AUTHOR=Zhang Fugui , Yang Zhibin , Zhou Yalong , Zhang Shunyao , Yu Linsong TITLE=Accumulation mechanism of natural gas hydrate in the Qilian Mountain permafrost, Qinghai, China JOURNAL=Frontiers in Energy Research VOLUME=Volume 10 - 2022 YEAR=2022 URL=https://www.frontiersin.org/journals/energy-research/articles/10.3389/fenrg.2022.1006421 DOI=10.3389/fenrg.2022.1006421 ISSN=2296-598X ABSTRACT=

Qilian Mountain is the only permafrost area in China where natural gas hydrates have been obtained through scientific drilling. Many studies have been performed on natural gas hydrates in permafrost regions from the perspectives of sedimentology and petroleum geochemistry, especially on reservoir forming conditions and exploration methods. However, there are still more divergences in its evolutionary process, time, and accumulation mechanism.
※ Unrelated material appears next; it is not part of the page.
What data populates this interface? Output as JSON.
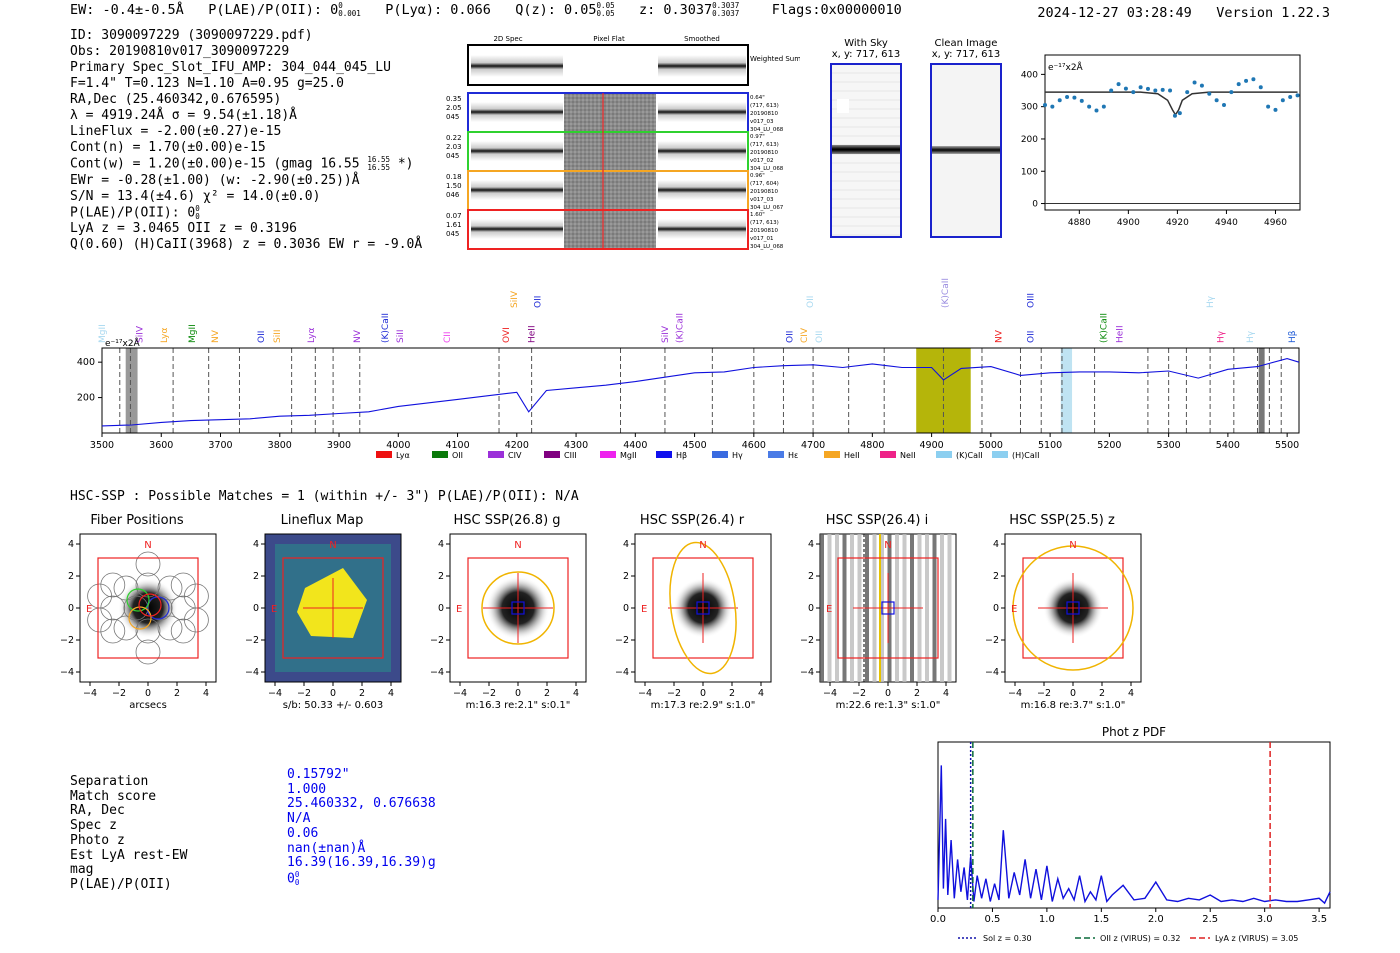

In this study, a total of 500 core samples were collected in the gas hydrate drilling wells DK-8, DK13-11, and DK12-13 in the Qilian Mountain permafrost. Gas components, carbon isotopes of methane, total organic carbon (TOC), chloroform bitumen “A,” concentrations of kerogen element, and vitrinite reflectance (Ro) are analyzed. The results show that the hydrocarbon source rocks in the Middle Jurassic Muli formation and the Upper Triassic Galedesi formation are good source rocks, with good total organic carbon content and chloroform bitumen “A.” The rocks of Muli formation are at the mature stage of organic matters, and the organic matter types are mainly Ⅱ1 and Ⅱ2 and the peak of generating crude oil with immense petroleum-associated gas. Also, the rocks of the Galedesi formation are in a highly mature stage, producing more gas and offering efficient gas for the natural gas hydrate, and the organic matter types are mainly Ⅲ and Ⅱ1. Laboratory experiments and numerical analysis indicate that the formation of natural gas hydrates in the Qilian Mountain has experienced three phases: gas migration and aggregation in the Late Jurassic to Early Cretaceous, overall uplift in the Middle and Late Miocene to Pliocene, and free gas to natural gas hydrate deposits in the Quaternary. The experimental results show that gas sources, permafrost thickness, and structural conditions played a key role in controlling the occurrence and distribution of gas hydrates.